Suppose $\mu$ is a probability measure on $((0,\infty),\mathscr{B}((0,\infty))$ and let $F(x):=\mu(0,x]$. The Integrated Hazard Function $Q$ of $\mu$ is defined as $$ Q(t)=\int_{(0,t]}\frac{1}{1-F(x-)}\mu(dx). $$ The function $S(t):=1-F(t)$ is a right--continuous monotone nonincreasing function. $Q$ is a right--continuous monotone nondecreasing function whose associated (Lebesgue-Stieltjes) measure $\mu_Q\ll\mu$ satisfies $$ \begin{align} \mu_{Q}(\{x\})&=\Delta Q(x)=\frac{\Delta F(x)}{S(x-)}\\ \mu_{Q_c}(dx)&=\frac{1}{S(x-)}\mu_{F_c}(dx)\\ S(x-)\mu_Q(dx)&=\mu(dx)=\mu_F(dx). \end{align} $$ where $F_c$ and $Q_c$ is the continuous part of $F$ and $Q$ respectively. Then, $Q$ and $F$ have the same points of discontinuity $\{x_j:j\in I\}$, and since $S(t)=1-F(t)=1-\int_{(0,t]}\mu(dx)$, $$ \begin{align} S(t)=S(0)-\int_{(0,t]}S(x-)\mu_Q(dx)\tag{1}\label{one} \end{align} $$ We will show that $S$ is the unique solution to $\eqref{one}$ that is bounded in any bounded set, and that $$ S(t)=\exp\big(-Q_c(t)\big)\prod_{0<x_j\leq t} (1-\Delta Q(x_j)). $$


The proof of this will be a consequence of the following theorem:

Theorem: Let $F$ be a right--continuous monotone nondecreasing function in $[0,\infty)$ and let $\mu_F$ be the unique measure on $(0,\infty)$ such that $\mu\big((a,b]\big)=F(b)-F(a)$. Let $\{x_j:j\in\mathbb{N}\}$ be the sequence of all discontinuities of $F$. If $v\in\mathcal{L}^{loc}_1(\mu_F)$ then, for any number $H_0\geq0$ the function $$ \begin{align} H(t)=H_0\exp\Big(\int_{(0,t]}v(x)\mu_{F_c}(dx)\Big)\prod_{0<x_j\leq t}(1+v(x_j)\Delta F(x_j))\tag{2}\label{expo-form} \end{align} $$ is the unique solution in $t\geq0$ of the integral equation \begin{align} \label{integro-exp} H(t)=H(0)+\int_{(0,t]}H(x-)v(x)\mu_F(dx) \end{align} satisfying $\|H\mathbb{1}_{(0,t]}\|_u<\infty$ for all $t>0$.

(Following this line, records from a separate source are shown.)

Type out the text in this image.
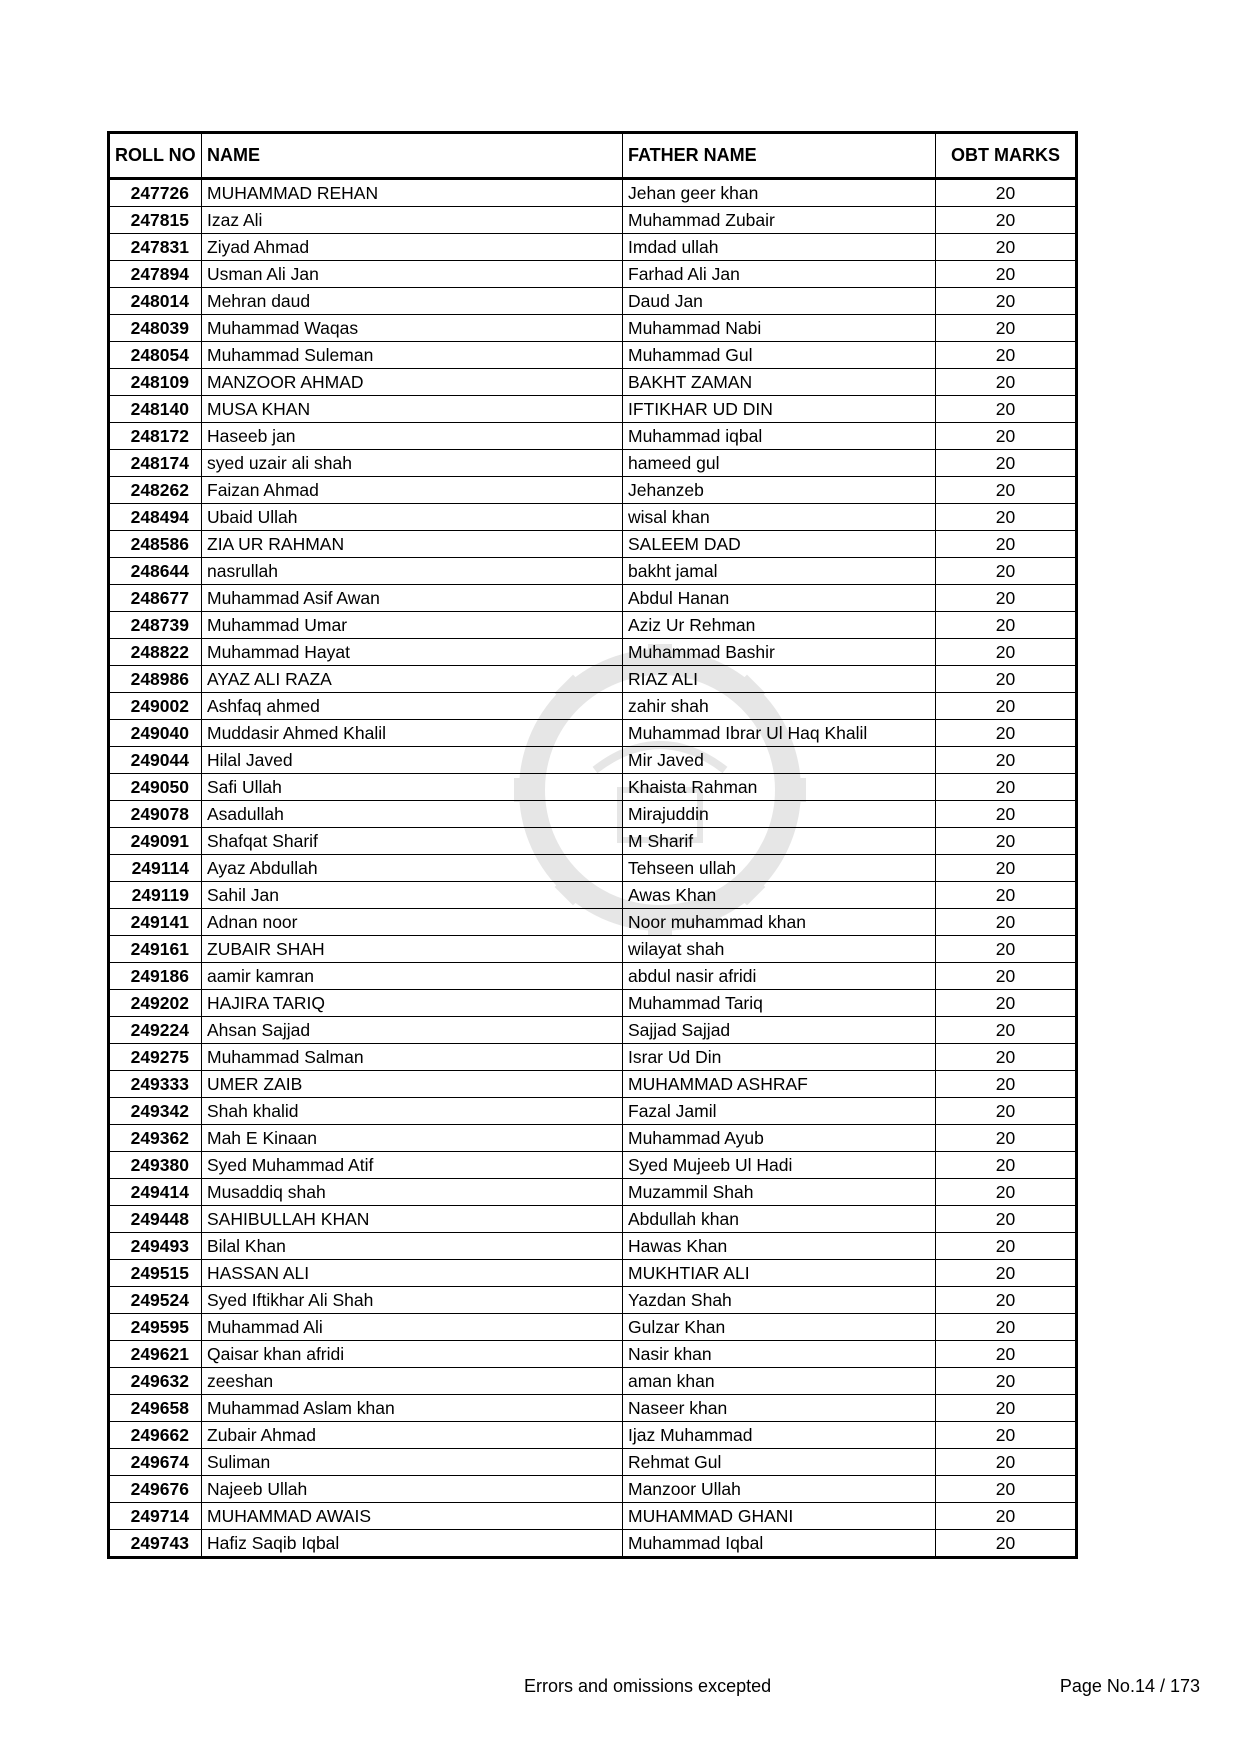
ROLL NO	NAME	FATHER NAME	OBT MARKS
247726	MUHAMMAD REHAN	Jehan geer khan	20
247815	Izaz Ali	Muhammad Zubair	20
247831	Ziyad Ahmad	Imdad ullah	20
247894	Usman Ali Jan	Farhad Ali Jan	20
248014	Mehran daud	Daud Jan	20
248039	Muhammad Waqas	Muhammad Nabi	20
248054	Muhammad Suleman	Muhammad Gul	20
248109	MANZOOR AHMAD	BAKHT ZAMAN	20
248140	MUSA KHAN	IFTIKHAR UD DIN	20
248172	Haseeb jan	Muhammad iqbal	20
248174	syed uzair ali shah	hameed gul	20
248262	Faizan Ahmad	Jehanzeb	20
248494	Ubaid Ullah	wisal khan	20
248586	ZIA UR RAHMAN	SALEEM DAD	20
248644	nasrullah	bakht jamal	20
248677	Muhammad Asif Awan	Abdul Hanan	20
248739	Muhammad Umar	Aziz Ur Rehman	20
248822	Muhammad Hayat	Muhammad Bashir	20
248986	AYAZ ALI RAZA	RIAZ ALI	20
249002	Ashfaq ahmed	zahir shah	20
249040	Muddasir Ahmed Khalil	Muhammad Ibrar Ul Haq Khalil	20
249044	Hilal Javed	Mir Javed	20
249050	Safi Ullah	Khaista Rahman	20
249078	Asadullah	Mirajuddin	20
249091	Shafqat Sharif	M Sharif	20
249114	Ayaz Abdullah	Tehseen ullah	20
249119	Sahil Jan	Awas Khan	20
249141	Adnan noor	Noor muhammad khan	20
249161	ZUBAIR SHAH	wilayat shah	20
249186	aamir kamran	abdul nasir afridi	20
249202	HAJIRA TARIQ	Muhammad Tariq	20
249224	Ahsan Sajjad	Sajjad Sajjad	20
249275	Muhammad Salman	Israr Ud Din	20
249333	UMER ZAIB	MUHAMMAD ASHRAF	20
249342	Shah khalid	Fazal Jamil	20
249362	Mah E Kinaan	Muhammad Ayub	20
249380	Syed Muhammad Atif	Syed Mujeeb Ul Hadi	20
249414	Musaddiq shah	Muzammil Shah	20
249448	SAHIBULLAH KHAN	Abdullah khan	20
249493	Bilal Khan	Hawas Khan	20
249515	HASSAN ALI	MUKHTIAR ALI	20
249524	Syed Iftikhar Ali Shah	Yazdan Shah	20
249595	Muhammad Ali	Gulzar Khan	20
249621	Qaisar khan afridi	Nasir khan	20
249632	zeeshan	aman khan	20
249658	Muhammad Aslam khan	Naseer khan	20
249662	Zubair Ahmad	Ijaz Muhammad	20
249674	Suliman	Rehmat Gul	20
249676	Najeeb Ullah	Manzoor Ullah	20
249714	MUHAMMAD AWAIS	MUHAMMAD GHANI	20
249743	Hafiz Saqib Iqbal	Muhammad Iqbal	20
Errors and omissions excepted	Page No.14 / 173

The formula quoted in the OP is $\eqref{one}$, and existence and uniqueness are obtained by the Theorem above with $v\equiv-1$.


Since formula $\eqref{expo-form}$ appears often in applications Survival analysis and reliability theory, I think I is worthwhile to present a proof. This will be based entirely on Lebesgue integration by parts.

Preliminary notation:

For any real valued function $F$ on an interval $I$, denote by $\mu_F$ the Lebesgue-Stieltjes measure generated by $F$, so $\mu_F\big((a,b]\big)=F(b)-F(a)$ for all $[a,b]\subset I$.

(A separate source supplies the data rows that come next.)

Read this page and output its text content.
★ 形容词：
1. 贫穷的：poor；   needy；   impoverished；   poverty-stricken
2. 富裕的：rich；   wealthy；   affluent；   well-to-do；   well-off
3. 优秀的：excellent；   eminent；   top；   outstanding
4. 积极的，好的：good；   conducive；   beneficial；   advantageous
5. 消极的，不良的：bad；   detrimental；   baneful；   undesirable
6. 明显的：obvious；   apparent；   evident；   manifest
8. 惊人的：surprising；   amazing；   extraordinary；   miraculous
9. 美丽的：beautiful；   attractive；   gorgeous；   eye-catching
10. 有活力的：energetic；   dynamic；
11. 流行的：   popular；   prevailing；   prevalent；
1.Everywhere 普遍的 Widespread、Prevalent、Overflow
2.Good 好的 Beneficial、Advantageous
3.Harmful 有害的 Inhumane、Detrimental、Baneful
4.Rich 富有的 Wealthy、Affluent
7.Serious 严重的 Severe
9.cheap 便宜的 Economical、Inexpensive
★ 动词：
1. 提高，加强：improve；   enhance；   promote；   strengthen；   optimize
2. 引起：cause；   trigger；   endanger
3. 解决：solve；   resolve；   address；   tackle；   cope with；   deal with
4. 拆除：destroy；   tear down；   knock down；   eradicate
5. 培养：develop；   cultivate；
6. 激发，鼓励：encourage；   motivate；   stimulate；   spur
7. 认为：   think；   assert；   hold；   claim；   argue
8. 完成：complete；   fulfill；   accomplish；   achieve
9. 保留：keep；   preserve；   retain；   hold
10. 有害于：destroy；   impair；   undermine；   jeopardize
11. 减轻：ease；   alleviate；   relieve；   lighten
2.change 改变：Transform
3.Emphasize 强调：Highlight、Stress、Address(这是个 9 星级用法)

  • Recall that for any real valued functions $F$, $G$ of local finite variation in some interval $I$ $$ \int_{(a,b]} F(t)\,\mu_G(dt)=F(b)G(b)-F(a)G(a)-\int_{(a,b]}G(t-)\,\mu_F(dt) $$ for all $[a,b]\subset I$. This formula may be denoted as $$ d(FG)=F\,dG+ G_-\,dF $$ where $G_-(t):=G(t-)$ and $dF(x):=\mu_F(dx)$, that is $dF\big((a,b]\big)=F(b)-F(a)$.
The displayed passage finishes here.